Un recente studio della NASA ha svelato che le nubi nottilucenti, le più alte visibili in atmosfera, sono causate dalla polvere meteoritica. Queste nubi luminose nella notte furono osservate per la prima volta alla fine dell’800, subito dopo l’eruzione del vulcano Krakatoa.
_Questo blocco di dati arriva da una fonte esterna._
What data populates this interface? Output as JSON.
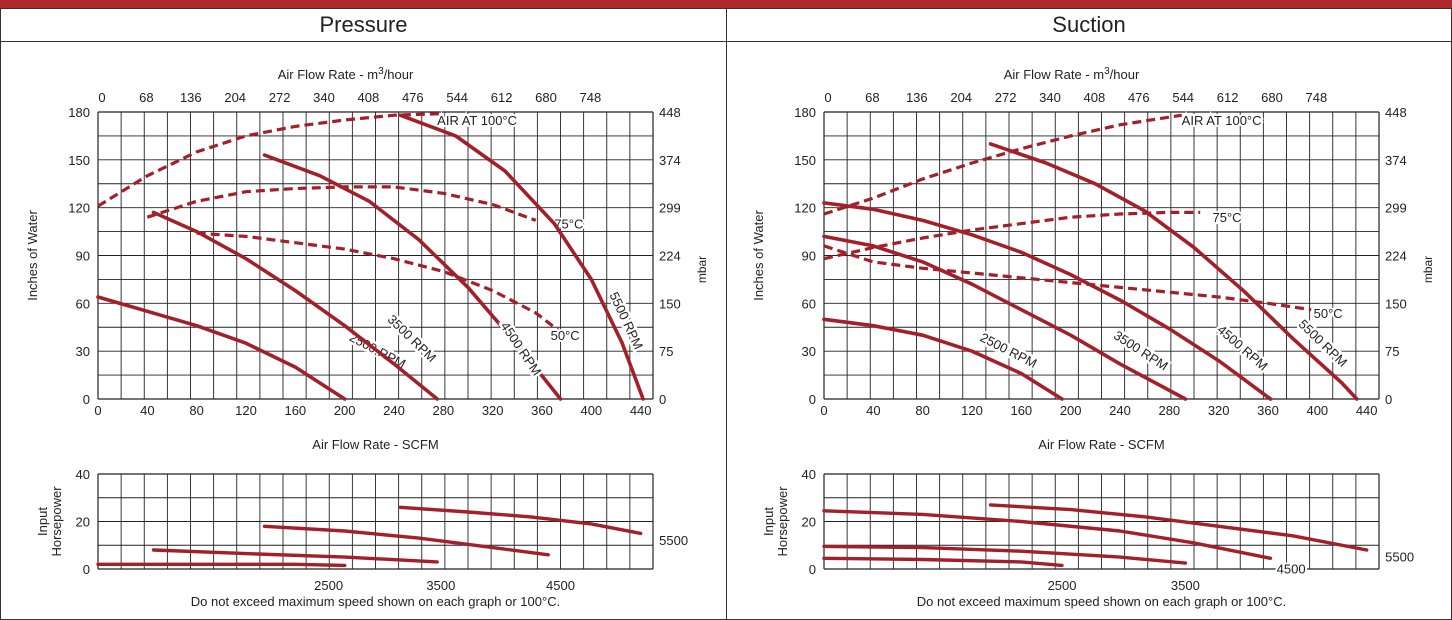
{
  "colors": {
    "curve": "#a3202a",
    "grid": "#222222",
    "header": "#b0272d"
  },
  "chart_data": [
    {
      "type": "line",
      "title": "Pressure",
      "top_axis_label": "Air Flow Rate - m",
      "top_axis_label_sup": "3",
      "top_axis_label_tail": "/hour",
      "top_axis_ticks": [
        "0",
        "68",
        "136",
        "204",
        "272",
        "340",
        "408",
        "476",
        "544",
        "612",
        "680",
        "748"
      ],
      "xlabel": "Air Flow Rate - SCFM",
      "x_ticks": [
        "0",
        "40",
        "80",
        "120",
        "160",
        "200",
        "240",
        "280",
        "320",
        "360",
        "400",
        "440"
      ],
      "ylabel": "Inches of Water",
      "y_ticks": [
        "0",
        "30",
        "60",
        "90",
        "120",
        "150",
        "180"
      ],
      "y2label": "mbar",
      "y2_ticks": [
        "0",
        "75",
        "150",
        "224",
        "299",
        "374",
        "448"
      ],
      "xlim": [
        0,
        450
      ],
      "ylim": [
        0,
        180
      ],
      "series": [
        {
          "name": "2500 RPM",
          "label_at": [
            225,
            28
          ],
          "label_rotate": 28,
          "points": [
            [
              0,
              64
            ],
            [
              40,
              55
            ],
            [
              80,
              46
            ],
            [
              120,
              35
            ],
            [
              160,
              20
            ],
            [
              200,
              0
            ]
          ]
        },
        {
          "name": "3500 RPM",
          "label_at": [
            252,
            36
          ],
          "label_rotate": 44,
          "points": [
            [
              45,
              117
            ],
            [
              80,
              105
            ],
            [
              120,
              88
            ],
            [
              160,
              68
            ],
            [
              200,
              46
            ],
            [
              240,
              22
            ],
            [
              275,
              0
            ]
          ]
        },
        {
          "name": "4500 RPM",
          "label_at": [
            340,
            30
          ],
          "label_rotate": 56,
          "points": [
            [
              135,
              153
            ],
            [
              180,
              140
            ],
            [
              220,
              124
            ],
            [
              260,
              100
            ],
            [
              300,
              70
            ],
            [
              340,
              34
            ],
            [
              375,
              0
            ]
          ]
        },
        {
          "name": "5500 RPM",
          "label_at": [
            425,
            48
          ],
          "label_rotate": 65,
          "points": [
            [
              245,
              178
            ],
            [
              290,
              165
            ],
            [
              330,
              143
            ],
            [
              370,
              110
            ],
            [
              400,
              75
            ],
            [
              425,
              35
            ],
            [
              442,
              0
            ]
          ]
        }
      ],
      "limit_curves": [
        {
          "name": "AIR AT 100°C",
          "label_at": [
            275,
            175
          ],
          "label_align": "start",
          "points": [
            [
              0,
              121
            ],
            [
              40,
              140
            ],
            [
              80,
              155
            ],
            [
              120,
              165
            ],
            [
              160,
              171
            ],
            [
              200,
              175
            ],
            [
              240,
              178
            ],
            [
              280,
              179
            ]
          ]
        },
        {
          "name": "75°C",
          "label_at": [
            370,
            110
          ],
          "label_align": "start",
          "points": [
            [
              40,
              114
            ],
            [
              80,
              124
            ],
            [
              120,
              130
            ],
            [
              160,
              132
            ],
            [
              200,
              133
            ],
            [
              240,
              133
            ],
            [
              280,
              129
            ],
            [
              320,
              122
            ],
            [
              355,
              112
            ]
          ]
        },
        {
          "name": "50°C",
          "label_at": [
            367,
            40
          ],
          "label_align": "start",
          "points": [
            [
              80,
              104
            ],
            [
              120,
              102
            ],
            [
              160,
              98
            ],
            [
              200,
              94
            ],
            [
              240,
              88
            ],
            [
              280,
              80
            ],
            [
              320,
              68
            ],
            [
              355,
              54
            ],
            [
              375,
              42
            ]
          ]
        }
      ],
      "hp": {
        "ylabel_lines": [
          "Input",
          "Horsepower"
        ],
        "y_ticks": [
          "0",
          "20",
          "40"
        ],
        "ylim": [
          0,
          40
        ],
        "series": [
          {
            "name": "2500",
            "label_at": [
              187,
              -3
            ],
            "label_align": "middle",
            "points": [
              [
                0,
                2
              ],
              [
                80,
                2
              ],
              [
                160,
                2
              ],
              [
                200,
                1.5
              ]
            ]
          },
          {
            "name": "3500",
            "label_at": [
              278,
              -3
            ],
            "label_align": "middle",
            "points": [
              [
                45,
                8
              ],
              [
                120,
                6.5
              ],
              [
                200,
                5
              ],
              [
                275,
                3
              ]
            ]
          },
          {
            "name": "4500",
            "label_at": [
              375,
              -3
            ],
            "label_align": "middle",
            "points": [
              [
                135,
                18
              ],
              [
                200,
                16
              ],
              [
                260,
                13
              ],
              [
                320,
                9
              ],
              [
                365,
                6
              ]
            ]
          },
          {
            "name": "5500",
            "label_at": [
              455,
              16
            ],
            "label_align": "start",
            "points": [
              [
                245,
                26
              ],
              [
                300,
                24
              ],
              [
                350,
                22
              ],
              [
                400,
                19
              ],
              [
                440,
                15
              ]
            ]
          }
        ]
      },
      "note": "Do not exceed maximum speed shown on each graph or 100°C."
    },
    {
      "type": "line",
      "title": "Suction",
      "top_axis_label": "Air Flow Rate - m",
      "top_axis_label_sup": "3",
      "top_axis_label_tail": "/hour",
      "top_axis_ticks": [
        "0",
        "68",
        "136",
        "204",
        "272",
        "340",
        "408",
        "476",
        "544",
        "612",
        "680",
        "748"
      ],
      "xlabel": "Air Flow Rate - SCFM",
      "x_ticks": [
        "0",
        "40",
        "80",
        "120",
        "160",
        "200",
        "240",
        "280",
        "320",
        "360",
        "400",
        "440"
      ],
      "ylabel": "Inches of Water",
      "y_ticks": [
        "0",
        "30",
        "60",
        "90",
        "120",
        "150",
        "180"
      ],
      "y2label": "mbar",
      "y2_ticks": [
        "0",
        "75",
        "150",
        "224",
        "299",
        "374",
        "448"
      ],
      "xlim": [
        0,
        450
      ],
      "ylim": [
        0,
        180
      ],
      "series": [
        {
          "name": "2500 RPM",
          "label_at": [
            148,
            28
          ],
          "label_rotate": 27,
          "points": [
            [
              0,
              50
            ],
            [
              40,
              46
            ],
            [
              80,
              40
            ],
            [
              120,
              30
            ],
            [
              160,
              16
            ],
            [
              193,
              0
            ]
          ]
        },
        {
          "name": "3500 RPM",
          "label_at": [
            255,
            28
          ],
          "label_rotate": 33,
          "points": [
            [
              0,
              102
            ],
            [
              40,
              96
            ],
            [
              80,
              86
            ],
            [
              120,
              72
            ],
            [
              160,
              56
            ],
            [
              200,
              40
            ],
            [
              240,
              22
            ],
            [
              293,
              0
            ]
          ]
        },
        {
          "name": "4500 RPM",
          "label_at": [
            337,
            30
          ],
          "label_rotate": 41,
          "points": [
            [
              0,
              123
            ],
            [
              40,
              119
            ],
            [
              80,
              112
            ],
            [
              120,
              103
            ],
            [
              160,
              92
            ],
            [
              200,
              78
            ],
            [
              240,
              62
            ],
            [
              280,
              44
            ],
            [
              320,
              24
            ],
            [
              362,
              0
            ]
          ]
        },
        {
          "name": "5500 RPM",
          "label_at": [
            402,
            33
          ],
          "label_rotate": 44,
          "points": [
            [
              135,
              160
            ],
            [
              180,
              148
            ],
            [
              220,
              135
            ],
            [
              260,
              118
            ],
            [
              300,
              95
            ],
            [
              340,
              68
            ],
            [
              380,
              38
            ],
            [
              420,
              10
            ],
            [
              432,
              0
            ]
          ]
        }
      ],
      "limit_curves": [
        {
          "name": "AIR AT 100°C",
          "label_at": [
            290,
            175
          ],
          "label_align": "start",
          "points": [
            [
              0,
              116
            ],
            [
              40,
              126
            ],
            [
              80,
              138
            ],
            [
              120,
              148
            ],
            [
              160,
              157
            ],
            [
              200,
              165
            ],
            [
              240,
              172
            ],
            [
              290,
              178
            ]
          ]
        },
        {
          "name": "75°C",
          "label_at": [
            315,
            114
          ],
          "label_align": "start",
          "points": [
            [
              0,
              88
            ],
            [
              40,
              95
            ],
            [
              80,
              101
            ],
            [
              120,
              106
            ],
            [
              160,
              110
            ],
            [
              200,
              114
            ],
            [
              240,
              116
            ],
            [
              280,
              117
            ],
            [
              305,
              117
            ]
          ]
        },
        {
          "name": "50°C",
          "label_at": [
            397,
            54
          ],
          "label_align": "start",
          "points": [
            [
              0,
              96
            ],
            [
              40,
              86
            ],
            [
              80,
              82
            ],
            [
              120,
              79
            ],
            [
              160,
              76
            ],
            [
              200,
              73
            ],
            [
              240,
              70
            ],
            [
              280,
              67
            ],
            [
              320,
              64
            ],
            [
              360,
              60
            ],
            [
              395,
              56
            ]
          ]
        }
      ],
      "hp": {
        "ylabel_lines": [
          "Input",
          "Horsepower"
        ],
        "y_ticks": [
          "0",
          "20",
          "40"
        ],
        "ylim": [
          0,
          40
        ],
        "series": [
          {
            "name": "2500",
            "label_at": [
              193,
              -3
            ],
            "label_align": "middle",
            "points": [
              [
                0,
                4.5
              ],
              [
                80,
                4
              ],
              [
                160,
                3
              ],
              [
                193,
                1.5
              ]
            ]
          },
          {
            "name": "3500",
            "label_at": [
              293,
              -3
            ],
            "label_align": "middle",
            "points": [
              [
                0,
                9.5
              ],
              [
                80,
                9
              ],
              [
                160,
                7.5
              ],
              [
                240,
                5
              ],
              [
                293,
                2.5
              ]
            ]
          },
          {
            "name": "4500",
            "label_at": [
              367,
              4
            ],
            "label_align": "start",
            "points": [
              [
                0,
                24.5
              ],
              [
                80,
                23
              ],
              [
                160,
                20
              ],
              [
                240,
                16
              ],
              [
                300,
                11
              ],
              [
                362,
                4.5
              ]
            ]
          },
          {
            "name": "5500",
            "label_at": [
              455,
              9
            ],
            "label_align": "start",
            "points": [
              [
                135,
                27
              ],
              [
                200,
                25
              ],
              [
                260,
                22
              ],
              [
                320,
                18
              ],
              [
                380,
                14
              ],
              [
                440,
                8
              ]
            ]
          }
        ]
      },
      "note": "Do not exceed maximum speed shown on each graph or 100°C."
    }
  ]
}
Da allora sono state fatte tante supposizioni in merito alla loro formazione, tra teoria scientifiche e cospirazioniste, soprattutto inerenti gli alieni. “In realtà – spiegano gli esperti sul sito della NASA – l’ipotesi aliena non è poi tanto lontana dalla realtà, dal momento che l’ingrediente fondamentale è regalato proprio dallo spazio, dalla scia di detriti rilasciata da questi corpi celesti”. “La nostra scoperta conferma la teoria che sia proprio questa polvere l’agente nucleante intorno al quale si sviluppano le nuvole“, continuano gli esperti. Lo studio ha “puntato” contro le nuvole il Solar Occultation for Ice Experiment, uno strumento a bordo di un satellite, scoprendo al loro interno un 3 per cento di materiale proveniente da meteoriti. Il mistero, tale dal 1885, è stato quindi finalmente risolto.